A simple explanation...
The
mbuf(9) containing an input packet is handed to
bpf(4) if you are capturing traffic with libpcap, and they are copied to BPF's own buffer, which is not made of
mbufs. BPF was designed to use ping-pong buffers, which create a link to the cache. It is not hard to see an individual bpf buffer size should not close to the cache size if upper layer applications need to continue to capture packets. If up layer program cannot drain the BPF buffer faster than the NIC I/O to fill the buffer, increasing buffer size only gives you a short-time cushion at start phase. Once buffers are filled, you will start to lose packets anyway.
Checking setting values:
Code:
# sysctl net.bpf
net.bpf.zerocopy_enable: 0
net.bpf.maxinsns: 512
net.bpf.maxbufsize: 524288
net.bpf.bufsize: 4096
I recommend that you take a look at the documentation to use the
zero-copy BPF functionality discussed in BSDCan 2007 that is not enabled by default.

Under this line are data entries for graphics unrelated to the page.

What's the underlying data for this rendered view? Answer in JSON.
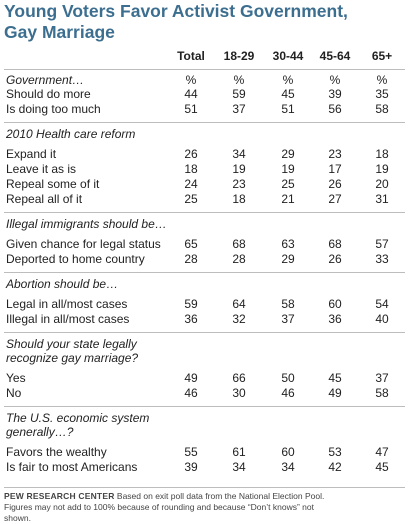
{
  "title_line1": "Young Voters Favor Activist Government,",
  "title_line2": "Gay Marriage",
  "columns": [
    "Total",
    "18-29",
    "30-44",
    "45-64",
    "65+"
  ],
  "sections": [
    {
      "question": "Government…",
      "pct": [
        "%",
        "%",
        "%",
        "%",
        "%"
      ],
      "rows": [
        {
          "label": "Should do more",
          "values": [
            "44",
            "59",
            "45",
            "39",
            "35"
          ]
        },
        {
          "label": "Is doing too much",
          "values": [
            "51",
            "37",
            "51",
            "56",
            "58"
          ]
        }
      ]
    },
    {
      "question": "2010 Health care reform",
      "rows": [
        {
          "label": "Expand it",
          "values": [
            "26",
            "34",
            "29",
            "23",
            "18"
          ]
        },
        {
          "label": "Leave it as is",
          "values": [
            "18",
            "19",
            "19",
            "17",
            "19"
          ]
        },
        {
          "label": "Repeal some of it",
          "values": [
            "24",
            "23",
            "25",
            "26",
            "20"
          ]
        },
        {
          "label": "Repeal all of it",
          "values": [
            "25",
            "18",
            "21",
            "27",
            "31"
          ]
        }
      ]
    },
    {
      "question": "Illegal immigrants should be…",
      "rows": [
        {
          "label": "Given chance for legal status",
          "values": [
            "65",
            "68",
            "63",
            "68",
            "57"
          ]
        },
        {
          "label": "Deported to home country",
          "values": [
            "28",
            "28",
            "29",
            "26",
            "33"
          ]
        }
      ]
    },
    {
      "question": "Abortion should be…",
      "rows": [
        {
          "label": "Legal in all/most cases",
          "values": [
            "59",
            "64",
            "58",
            "60",
            "54"
          ]
        },
        {
          "label": "Illegal in all/most cases",
          "values": [
            "36",
            "32",
            "37",
            "36",
            "40"
          ]
        }
      ]
    },
    {
      "question": "Should your state legally recognize gay marriage?",
      "question_lines": [
        "Should your state legally",
        "recognize gay marriage?"
      ],
      "rows": [
        {
          "label": "Yes",
          "values": [
            "49",
            "66",
            "50",
            "45",
            "37"
          ]
        },
        {
          "label": "No",
          "values": [
            "46",
            "30",
            "46",
            "49",
            "58"
          ]
        }
      ]
    },
    {
      "question": "The U.S. economic system generally…?",
      "question_lines": [
        "The U.S. economic system",
        "generally…?"
      ],
      "rows": [
        {
          "label": "Favors the wealthy",
          "values": [
            "55",
            "61",
            "60",
            "53",
            "47"
          ]
        },
        {
          "label": "Is fair to most Americans",
          "values": [
            "39",
            "34",
            "34",
            "42",
            "45"
          ]
        }
      ]
    }
  ],
  "footer": {
    "org": "PEW RESEARCH CENTER",
    "note_line1": " Based on exit poll data from the National Election Pool.",
    "note_line2": "Figures may not add to 100% because of rounding and because “Don’t knows” not",
    "note_line3": "shown."
  }
}
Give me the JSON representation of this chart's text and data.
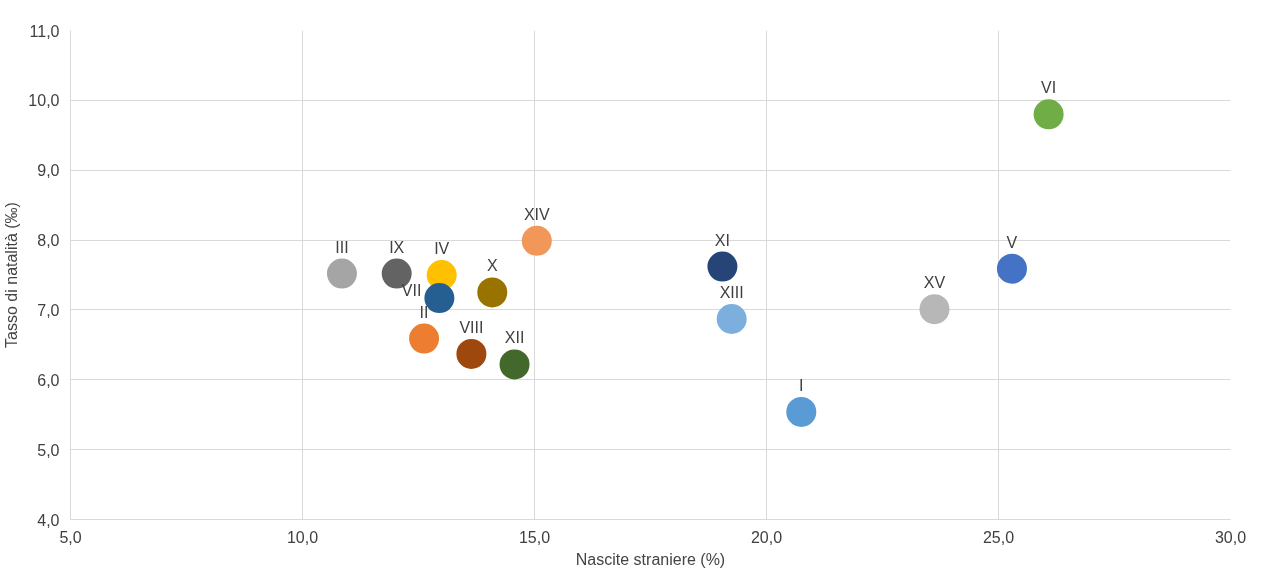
{
  "chart_data": {
    "type": "scatter",
    "xlabel": "Nascite straniere (%)",
    "ylabel": "Tasso di natalità (‰)",
    "xlim": [
      5,
      30
    ],
    "ylim": [
      4,
      11
    ],
    "xticks": [
      {
        "value": 5,
        "label": "5,0"
      },
      {
        "value": 10,
        "label": "10,0"
      },
      {
        "value": 15,
        "label": "15,0"
      },
      {
        "value": 20,
        "label": "20,0"
      },
      {
        "value": 25,
        "label": "25,0"
      },
      {
        "value": 30,
        "label": "30,0"
      }
    ],
    "yticks": [
      {
        "value": 4,
        "label": "4,0"
      },
      {
        "value": 5,
        "label": "5,0"
      },
      {
        "value": 6,
        "label": "6,0"
      },
      {
        "value": 7,
        "label": "7,0"
      },
      {
        "value": 8,
        "label": "8,0"
      },
      {
        "value": 9,
        "label": "9,0"
      },
      {
        "value": 10,
        "label": "10,0"
      },
      {
        "value": 11,
        "label": "11,0"
      }
    ],
    "grid": true,
    "marker": "circle",
    "series": [
      {
        "name": "I",
        "color": "#5b9bd5",
        "x": [
          20.75
        ],
        "values": [
          5.54
        ]
      },
      {
        "name": "II",
        "color": "#ed7d31",
        "x": [
          12.62
        ],
        "values": [
          6.59
        ]
      },
      {
        "name": "III",
        "color": "#a5a5a5",
        "x": [
          10.85
        ],
        "values": [
          7.52
        ]
      },
      {
        "name": "IV",
        "color": "#ffc000",
        "x": [
          13.0
        ],
        "values": [
          7.5
        ]
      },
      {
        "name": "V",
        "color": "#4472c4",
        "x": [
          25.29
        ],
        "values": [
          7.59
        ]
      },
      {
        "name": "VI",
        "color": "#70ad47",
        "x": [
          26.08
        ],
        "values": [
          9.8
        ]
      },
      {
        "name": "VII",
        "color": "#255e91",
        "x": [
          12.95
        ],
        "values": [
          7.17
        ]
      },
      {
        "name": "VIII",
        "color": "#9e480e",
        "x": [
          13.64
        ],
        "values": [
          6.37
        ]
      },
      {
        "name": "IX",
        "color": "#636363",
        "x": [
          12.03
        ],
        "values": [
          7.52
        ]
      },
      {
        "name": "X",
        "color": "#997300",
        "x": [
          14.09
        ],
        "values": [
          7.25
        ]
      },
      {
        "name": "XI",
        "color": "#264478",
        "x": [
          19.05
        ],
        "values": [
          7.62
        ]
      },
      {
        "name": "XII",
        "color": "#43682b",
        "x": [
          14.57
        ],
        "values": [
          6.22
        ]
      },
      {
        "name": "XIII",
        "color": "#7cafdd",
        "x": [
          19.25
        ],
        "values": [
          6.87
        ]
      },
      {
        "name": "XIV",
        "color": "#f1975a",
        "x": [
          15.05
        ],
        "values": [
          7.99
        ]
      },
      {
        "name": "XV",
        "color": "#b7b7b7",
        "x": [
          23.62
        ],
        "values": [
          7.01
        ]
      }
    ]
  }
}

In the normal case, with NIC I/O, buffers are copied from the user process into the kernel on the send side, and from the kernel into the user process on the receiving side. Using zero-copy provide a shared memory buffer to the kernel that will be written into, avoiding the copy from kernel-space to user-space. The send side zero copy code should work with most any network adapter. The receive side code, however, requires an adapter with an MTU that is at least a page size, due to the alignment restrictions for page substitution or page flipping.
Finally, to benchmark the performance try with
benchmarks/netperf or
benchmarks/nttcp to determine maximum throughput. Check for further benchmarks to obtain more reliability data.